CKRC-FM
- Weyburn, Saskatchewan; Canada;
- Broadcast area: Southeast Saskatchewan
- Frequency: 103.5 MHz
- Branding: Magic 103

Programming
- Language: English
- Format: Hot adult contemporary

Ownership
- Owner: Golden West Broadcasting
- Sister stations: CFSL, CHWY-FM

History
- First air date: September 19, 2006

Technical information
- Class: C1
- ERP: 43,000 watts (vertical) 100,000 watts (horizontal)
- HAAT: 75.3 metres (247 ft)

Links
- Webcast: Listen Live
- Website: discoverweyburn.com/magic103

= CKRC-FM =

Radio station in Weyburn, Saskatchewan

CKRC-FM is a radio station in Weyburn, Saskatchewan, Canada that operates at 103.5 FM. CKRC broadcasts a hot adult contemporary format branded as Magic 103.

Owned by Golden West Broadcasting, it shares studios with CFSL and CHWY-FM at 305 Souris Avenue in downtown Weyburn.

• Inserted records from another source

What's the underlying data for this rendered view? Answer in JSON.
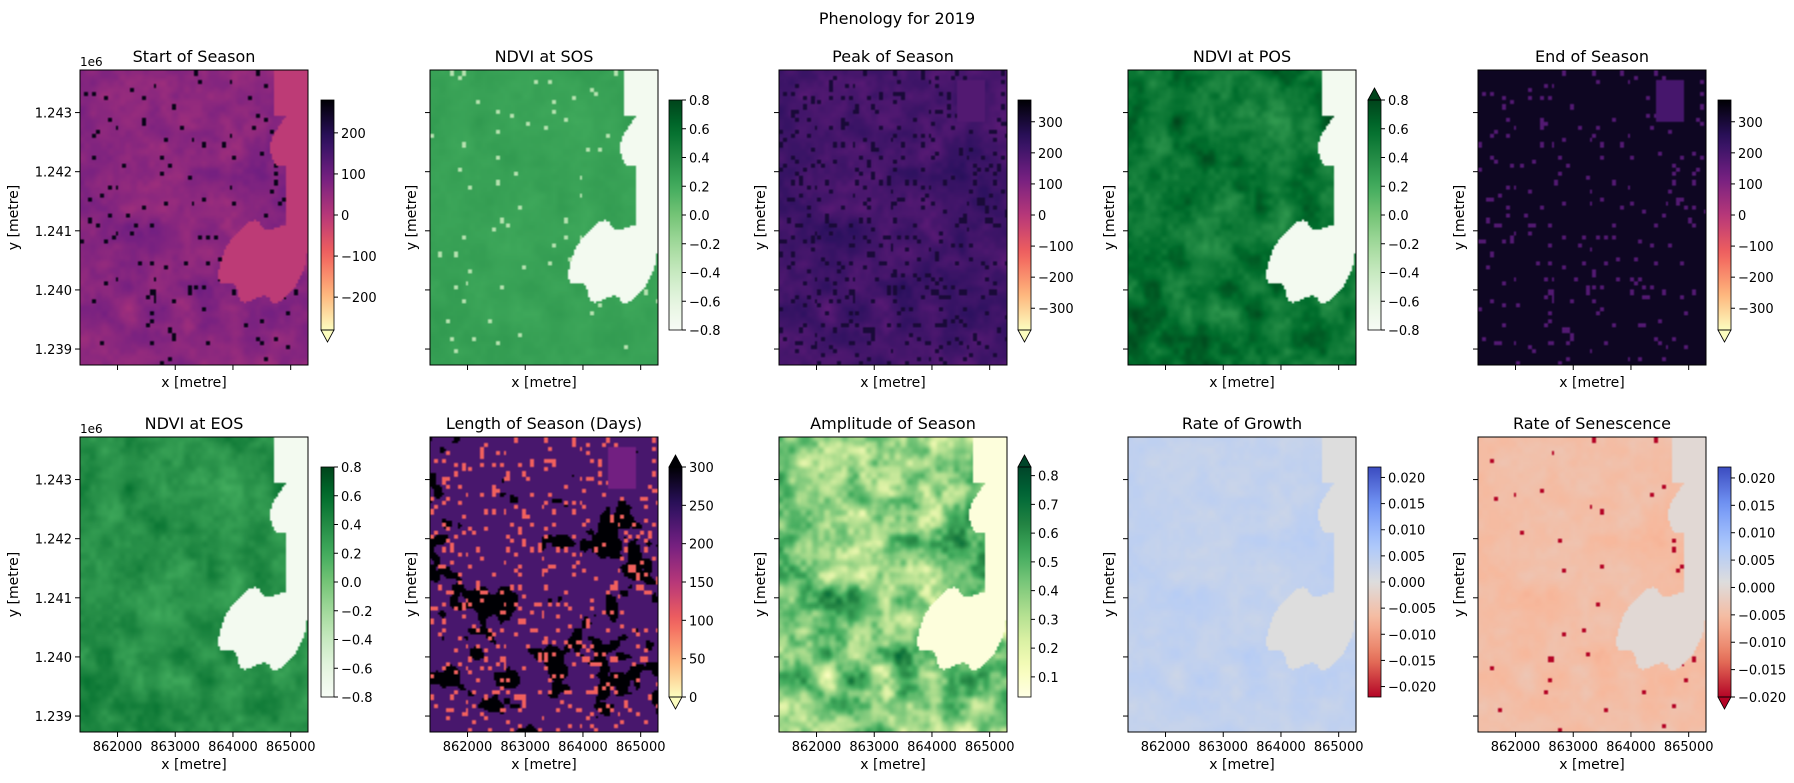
{
  "figure": {
    "title": "Phenology for 2019"
  },
  "axes_common": {
    "xlabel": "x [metre]",
    "ylabel": "y [metre]",
    "y_offset_label": "1e6",
    "x_ticks": [
      "862000",
      "863000",
      "864000",
      "865000"
    ],
    "x_tick_values": [
      862000,
      863000,
      864000,
      865000
    ],
    "xlim": [
      861350,
      865300
    ],
    "y_ticks": [
      "1.243",
      "1.242",
      "1.241",
      "1.240",
      "1.239"
    ],
    "y_tick_values": [
      1.243,
      1.242,
      1.241,
      1.24,
      1.239
    ],
    "ylim": [
      1.23873,
      1.24372
    ]
  },
  "chart_data": [
    {
      "type": "heatmap",
      "title": "Start of Season",
      "cmap": "magma_r",
      "vmin": -280,
      "vmax": 280,
      "extend": "min",
      "colorbar_ticks": [
        200,
        100,
        0,
        -100,
        -200
      ],
      "colorbar_labels": [
        "200",
        "100",
        "0",
        "−100",
        "−200"
      ],
      "pattern": "sos",
      "show_xlabels": false,
      "show_ylabels": true
    },
    {
      "type": "heatmap",
      "title": "NDVI at SOS",
      "cmap": "Greens",
      "vmin": -0.8,
      "vmax": 0.8,
      "extend": "neither",
      "colorbar_ticks": [
        0.8,
        0.6,
        0.4,
        0.2,
        0.0,
        -0.2,
        -0.4,
        -0.6,
        -0.8
      ],
      "colorbar_labels": [
        "0.8",
        "0.6",
        "0.4",
        "0.2",
        "0.0",
        "−0.2",
        "−0.4",
        "−0.6",
        "−0.8"
      ],
      "pattern": "ndvi_sos",
      "show_xlabels": false,
      "show_ylabels": false
    },
    {
      "type": "heatmap",
      "title": "Peak of Season",
      "cmap": "magma_r",
      "vmin": -370,
      "vmax": 370,
      "extend": "min",
      "colorbar_ticks": [
        300,
        200,
        100,
        0,
        -100,
        -200,
        -300
      ],
      "colorbar_labels": [
        "300",
        "200",
        "100",
        "0",
        "−100",
        "−200",
        "−300"
      ],
      "pattern": "pos",
      "show_xlabels": false,
      "show_ylabels": false
    },
    {
      "type": "heatmap",
      "title": "NDVI at POS",
      "cmap": "Greens",
      "vmin": -0.8,
      "vmax": 0.8,
      "extend": "max",
      "colorbar_ticks": [
        0.8,
        0.6,
        0.4,
        0.2,
        0.0,
        -0.2,
        -0.4,
        -0.6,
        -0.8
      ],
      "colorbar_labels": [
        "0.8",
        "0.6",
        "0.4",
        "0.2",
        "0.0",
        "−0.2",
        "−0.4",
        "−0.6",
        "−0.8"
      ],
      "pattern": "ndvi_pos",
      "show_xlabels": false,
      "show_ylabels": false
    },
    {
      "type": "heatmap",
      "title": "End of Season",
      "cmap": "magma_r",
      "vmin": -370,
      "vmax": 370,
      "extend": "min",
      "colorbar_ticks": [
        300,
        200,
        100,
        0,
        -100,
        -200,
        -300
      ],
      "colorbar_labels": [
        "300",
        "200",
        "100",
        "0",
        "−100",
        "−200",
        "−300"
      ],
      "pattern": "eos",
      "show_xlabels": false,
      "show_ylabels": false
    },
    {
      "type": "heatmap",
      "title": "NDVI at EOS",
      "cmap": "Greens",
      "vmin": -0.8,
      "vmax": 0.8,
      "extend": "neither",
      "colorbar_ticks": [
        0.8,
        0.6,
        0.4,
        0.2,
        0.0,
        -0.2,
        -0.4,
        -0.6,
        -0.8
      ],
      "colorbar_labels": [
        "0.8",
        "0.6",
        "0.4",
        "0.2",
        "0.0",
        "−0.2",
        "−0.4",
        "−0.6",
        "−0.8"
      ],
      "pattern": "ndvi_eos",
      "show_xlabels": true,
      "show_ylabels": true
    },
    {
      "type": "heatmap",
      "title": "Length of Season (Days)",
      "cmap": "magma_r",
      "vmin": 0,
      "vmax": 300,
      "extend": "both",
      "colorbar_ticks": [
        300,
        250,
        200,
        150,
        100,
        50,
        0
      ],
      "colorbar_labels": [
        "300",
        "250",
        "200",
        "150",
        "100",
        "50",
        "0"
      ],
      "pattern": "los",
      "show_xlabels": true,
      "show_ylabels": false
    },
    {
      "type": "heatmap",
      "title": "Amplitude of Season",
      "cmap": "YlGn",
      "vmin": 0.03,
      "vmax": 0.83,
      "extend": "max",
      "colorbar_ticks": [
        0.8,
        0.7,
        0.6,
        0.5,
        0.4,
        0.3,
        0.2,
        0.1
      ],
      "colorbar_labels": [
        "0.8",
        "0.7",
        "0.6",
        "0.5",
        "0.4",
        "0.3",
        "0.2",
        "0.1"
      ],
      "pattern": "aos",
      "show_xlabels": true,
      "show_ylabels": false
    },
    {
      "type": "heatmap",
      "title": "Rate of Growth",
      "cmap": "coolwarm_r",
      "vmin": -0.022,
      "vmax": 0.022,
      "extend": "neither",
      "colorbar_ticks": [
        0.02,
        0.015,
        0.01,
        0.005,
        0.0,
        -0.005,
        -0.01,
        -0.015,
        -0.02
      ],
      "colorbar_labels": [
        "0.020",
        "0.015",
        "0.010",
        "0.005",
        "0.000",
        "−0.005",
        "−0.010",
        "−0.015",
        "−0.020"
      ],
      "pattern": "rog",
      "show_xlabels": true,
      "show_ylabels": false
    },
    {
      "type": "heatmap",
      "title": "Rate of Senescence",
      "cmap": "coolwarm_r",
      "vmin": -0.02,
      "vmax": 0.022,
      "extend": "min",
      "colorbar_ticks": [
        0.02,
        0.015,
        0.01,
        0.005,
        0.0,
        -0.005,
        -0.01,
        -0.015,
        -0.02
      ],
      "colorbar_labels": [
        "0.020",
        "0.015",
        "0.010",
        "0.005",
        "0.000",
        "−0.005",
        "−0.010",
        "−0.015",
        "−0.020"
      ],
      "pattern": "ros",
      "show_xlabels": true,
      "show_ylabels": false
    }
  ]
}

On April 24, 2006, the Canadian Radio-television and Telecommunications Commission (CRTC) approved Golden West's application to operate a new FM station at 103.5 MHz in Weyburn. CKRC first signed on at 7:00 AM, September 19, 2006. The station's original format was classic hits, but later flipped to hot AC.